Seasonal Inspiration

Ingredients food is inspired by the seasons and in Spring it embraces the new crops, the Spring Lamb and the freshness of our local farms. Creatures that have been hibernating awaken from their sleep. Just like us, they varied their diet to get ready for the winter and settled in for a cosy time centered on their homes. Now that Spring is here we'll look to eat lighter foods and start getting out and about more and more as the weather warms up. In some ways it is obvious that we are affected by the seasons, but it is easy to lose sight of this when you can buy produce all year round because it is shipped from warmer climates.

Looking After Yourself

As we will be spending more time in the sun and the outdoors we need to have diet that is rich in antioxidants. Antioxidants. are present in the body in the form of Vitamin C, Glutathione and Urate which quenches the free radicals produced by the bodies pollutants. By eating food rich in antioxidants. such as Blackberry, Redcurrant, Orange, Blueberry and Pineapple we can help our body fight off the pollutants such as stress.

Eye Eye !

As a child your mother may have told you carrots would keep your eyes bright, but as an adult, it is fruit that is the key to great eye sight. Eating 3 or more servings of fruit per day may lower your risk of age related macular degeneration (the primary cause of vision loss in older adults) by 36% compared to persons who consume less than 1.5% servings of fruit daily. I suggest you start the day with a bowl of fresh fruit and berry's and a glass of red grape juice. For a mid morning break you need fibres such as oat energy bars, dried fruit, seeds or nuts. After lunch you can try combining raw vegetables and fruit in a smoothie thus giving your body the maximum chance for it to do want you want it to do.

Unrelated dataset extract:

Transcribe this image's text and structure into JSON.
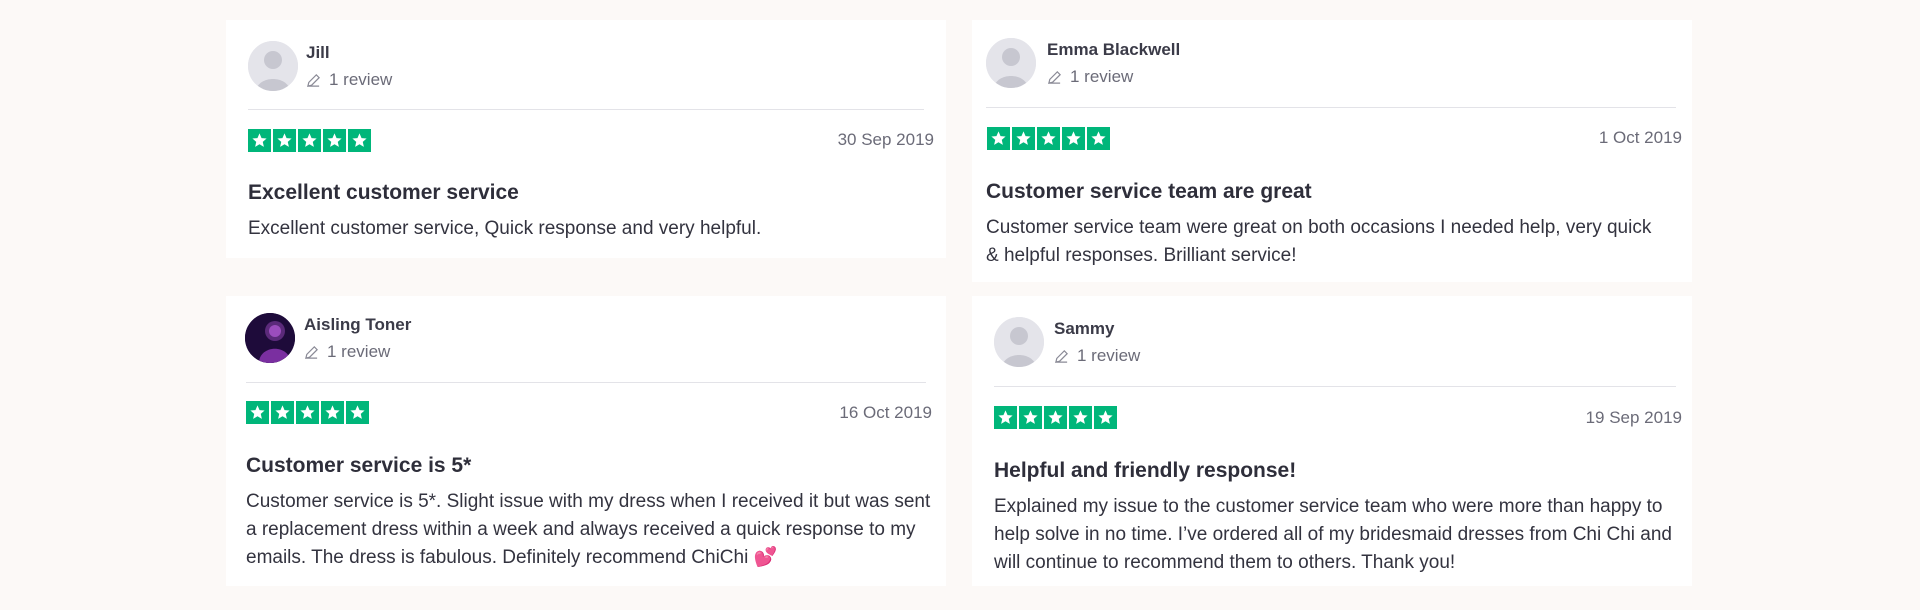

Banana and Pineapple Energy Bars

Here is Executive Chef Erling Rugsten's recipe for the very popular energy bars that are served as part of the day delegate rate.

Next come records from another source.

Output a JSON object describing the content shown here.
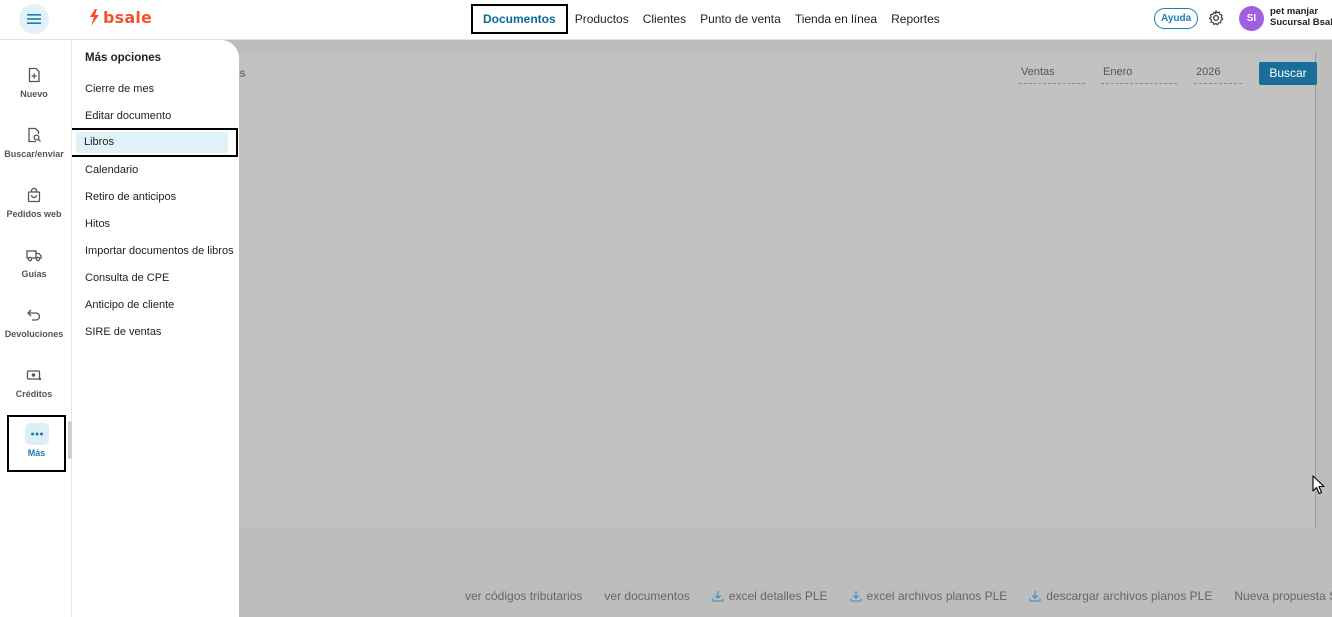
{
  "brand": {
    "name": "bsale",
    "color": "#f2542d"
  },
  "topnav": [
    {
      "label": "Documentos",
      "active": true
    },
    {
      "label": "Productos"
    },
    {
      "label": "Clientes"
    },
    {
      "label": "Punto de venta"
    },
    {
      "label": "Tienda en línea"
    },
    {
      "label": "Reportes"
    }
  ],
  "header": {
    "help_label": "Ayuda",
    "avatar_initials": "SI",
    "user_name": "pet manjar",
    "user_branch": "Sucursal Bsal."
  },
  "sidebar": {
    "items": [
      {
        "label": "Nuevo",
        "icon": "file-plus-icon"
      },
      {
        "label": "Buscar/enviar",
        "icon": "file-search-icon"
      },
      {
        "label": "Pedidos web",
        "icon": "shopping-bag-icon"
      },
      {
        "label": "Guías",
        "icon": "truck-icon"
      },
      {
        "label": "Devoluciones",
        "icon": "return-arrow-icon"
      },
      {
        "label": "Créditos",
        "icon": "money-icon"
      },
      {
        "label": "Más",
        "icon": "more-dots-icon",
        "active": true
      }
    ]
  },
  "more_panel": {
    "title": "Más opciones",
    "items": [
      "Cierre de mes",
      "Editar documento",
      "Libros",
      "Calendario",
      "Retiro de anticipos",
      "Hitos",
      "Importar documentos de libros",
      "Consulta de CPE",
      "Anticipo de cliente",
      "SIRE de ventas"
    ],
    "selected": "Libros"
  },
  "main": {
    "title_fragment": "s",
    "filters": {
      "type": "Ventas",
      "month": "Enero",
      "year": "2026"
    },
    "search_label": "Buscar",
    "footer_links": [
      {
        "label": "ver códigos tributarios",
        "icon": null
      },
      {
        "label": "ver documentos",
        "icon": null
      },
      {
        "label": "excel detalles PLE",
        "icon": "download-icon"
      },
      {
        "label": "excel archivos planos PLE",
        "icon": "download-icon"
      },
      {
        "label": "descargar archivos planos PLE",
        "icon": "download-icon"
      },
      {
        "label": "Nueva propuesta SIRE",
        "icon": null
      }
    ]
  },
  "colors": {
    "accent": "#1a7fb0",
    "primary_button": "#1a6f9a",
    "overlay": "#bdbdbd"
  }
}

400g Ripe Bananas and Pineapple Dices

1000g Rolled Oats

500g Honey

100g Glucose

750g Unsalted Butter

50g Golden Syrup

Firstly put the butter, glucose, golden syrup and honey in a pot and melt down the whole mix until it starts boiling. Then add the bananas and pineapple to the boiling mix. Cook everything until the pineapples so soft, almost the texture of compote. Then add the rolled oats and mix everything together. Put the mix in gastronome trays lined with silicon paper 3cm in height. Bake it in an oven heated to 170 degrees for 25 minutes until the top is golden and crusty. Allow to cool and cut as desired.